Over seven years, as soaring quantities of fentanyl flooded into the U.S., what the Washington Post calls strategic blunders and cascading mistakes by successive U.S. administrations allowed the most lethal drug crisis in history to become significantly worse. Presidents from both parties failed to take effective action in the face of an urgent threat to security that claims more lives each year than car accidents, suicides or gun violence. Fentanyl is the leading cause of death for Americans ages 18 to 49. The Drug Enforcement Administration stumbled through missteps as it confronted the biggest challenge in its 50-year history. The agency was slow to respond as Mexican cartels supplanted Chinese producers, creating a massive illicit industry that is producing more fentanyl than ever. The Department of Homeland Security failed to ramp up inspection technology at border crossings, channeling $11 billion toward building a border wall that does little to stop fentanyl traffic. The White House Office of National Drug Control Policy spent years fending off elimination and struggled to create an effective strategy. ONDCP lost its seat in the Cabinet.

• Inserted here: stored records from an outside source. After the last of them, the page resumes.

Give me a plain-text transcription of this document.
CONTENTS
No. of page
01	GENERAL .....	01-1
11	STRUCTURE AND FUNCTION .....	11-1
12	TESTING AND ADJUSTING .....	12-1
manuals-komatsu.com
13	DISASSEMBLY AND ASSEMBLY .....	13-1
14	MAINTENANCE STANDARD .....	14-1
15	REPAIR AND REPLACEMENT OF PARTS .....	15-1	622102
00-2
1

“Law enforcement did the best it could,” said David King, director of a federal drug task force in San Diego. “We can only do so much. But in Washington, they have been very slow to respond to this and now we are at the confluence of paralysis.” DEA is now taking direct aim at the Mexican cartels and the fentanyl epidemic. DEA Administrator Anne Milgram acknowledged that the government remained too focused on heroin at the onset of the crisis, as Mexican traffickers ramped up production of synthetic opioids. “It is a new, deeper, more deadly threat than we have ever seen, and I don’t think that the full extent of that harm was immediately seen in 2015,” she said. Agents say street-level demand for fentanyl is rising fast because so many new users are getting hooked. More than nine million Americans “misused opioids” in 2020. The Department of Health and Human Services has not tracked the rise of fentanyl and does not know how many are using it. The Centers for Disease Control and Prevention is unable to track overdose deaths in real-time. Its published data is one year behind. The agency continues to count the death toll for 2021 — in a provisional tally seven months ago, it calculated the overall number of drug overdoses at 107,622. Two-thirds were due to fentanyl. When President Richard Nixon launched the first war on drugs 51 years ago, annual overdose deaths stood at 6,771.